お客様との打ち合わせから会社に戻った私は、暖かい室内に入るなり、忙しなくマフラーを外し、コートを脱ぐ。


「またか」


気だるい声を出し、立ち上がったのは同い年の実松新。

爽やかなショートカットに、色白の肌。

アーモンド型の瞳に、すっと通った鼻筋。

180センチ超えの高身長。

まるでモデルや芸能人のような出で立ちの綺麗な顔立ちをした彼は、几帳面な性格で、脱いだコートやマフラーを椅子の背に掛ける私の行動が許せない。

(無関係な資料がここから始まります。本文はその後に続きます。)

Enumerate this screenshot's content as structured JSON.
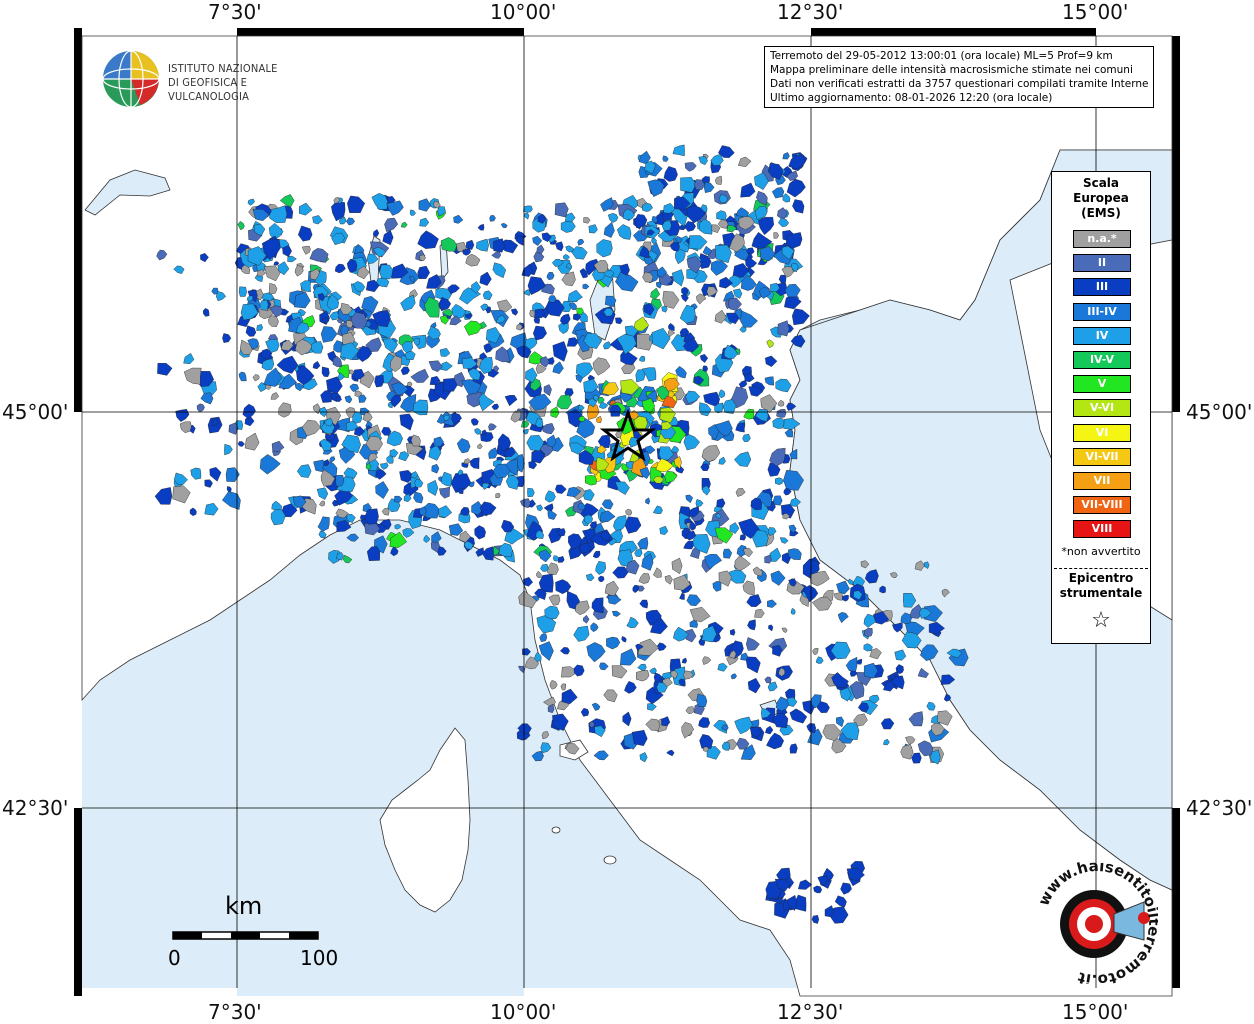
{
  "info": {
    "line1": "Terremoto del 29-05-2012 13:00:01 (ora locale) ML=5 Prof=9 km",
    "line2": "Mappa preliminare delle intensità macrosismiche stimate nei comuni",
    "line3": "Dati non verificati estratti da 3757 questionari compilati tramite Internet.",
    "line4": "Ultimo aggiornamento: 08-01-2026 12:20 (ora locale)"
  },
  "logo": {
    "line1": "ISTITUTO NAZIONALE",
    "line2": "DI GEOFISICA E VULCANOLOGIA"
  },
  "axes": {
    "top": [
      "7°30'",
      "10°00'",
      "12°30'",
      "15°00'"
    ],
    "bottom": [
      "7°30'",
      "10°00'",
      "12°30'",
      "15°00'"
    ],
    "left": [
      "45°00'",
      "42°30'"
    ],
    "right": [
      "45°00'",
      "42°30'"
    ]
  },
  "legend": {
    "title1": "Scala",
    "title2": "Europea",
    "title3": "(EMS)",
    "items": [
      {
        "label": "n.a.*",
        "color": "#a0a0a0"
      },
      {
        "label": "II",
        "color": "#4a6bb8"
      },
      {
        "label": "III",
        "color": "#0a3ec2"
      },
      {
        "label": "III-IV",
        "color": "#1a78d8"
      },
      {
        "label": "IV",
        "color": "#1ea0e8"
      },
      {
        "label": "IV-V",
        "color": "#14c85a"
      },
      {
        "label": "V",
        "color": "#22e622"
      },
      {
        "label": "V-VI",
        "color": "#b4e614"
      },
      {
        "label": "VI",
        "color": "#f5f514"
      },
      {
        "label": "VI-VII",
        "color": "#f5c814"
      },
      {
        "label": "VII",
        "color": "#f5a014"
      },
      {
        "label": "VII-VIII",
        "color": "#f06414"
      },
      {
        "label": "VIII",
        "color": "#e61414"
      }
    ],
    "note": "*non avvertito",
    "epi1": "Epicentro",
    "epi2": "strumentale",
    "epi_symbol": "☆"
  },
  "scalebar": {
    "unit": "km",
    "start": "0",
    "end": "100"
  },
  "stamp": {
    "text": "www.haisentitoilterremoto.it"
  },
  "colors": {
    "sea": "#dcecf8",
    "land": "#ffffff",
    "frame": "#000000"
  }
}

「コートの端を踏むな。皺になる。って、何回同じことを言わせれば気が済むんだよ」


実松くんは苛立たしげに言うと、私の体を強引に退かし、お尻の下に敷かれているコートを取り上げた。


「ごめん。分かってるんだけど、お客様と話してて良い案が浮かんだから一刻も早く確認したかったの。今度から気をつけるから今日は見逃して」


パソコンの画面に目を向けたまま、答えると、職員用の木製のハンガーラックにコートとマフラーを掛けてくれた実松くんの手が私の頭を鷲掴みにした。


「話をする時はきちんと相手の方を見ろ」


グイッと顔の向きを変えられ、反射的に見上げる。


「ごめん。それと、いつもありがとう」


冷たい視線に晒されて、お礼と詫びのつもりで頭を軽く下げる。

その拍子に、実松くんの手が頭から離れたので、隙をつき、マウスを手に取る。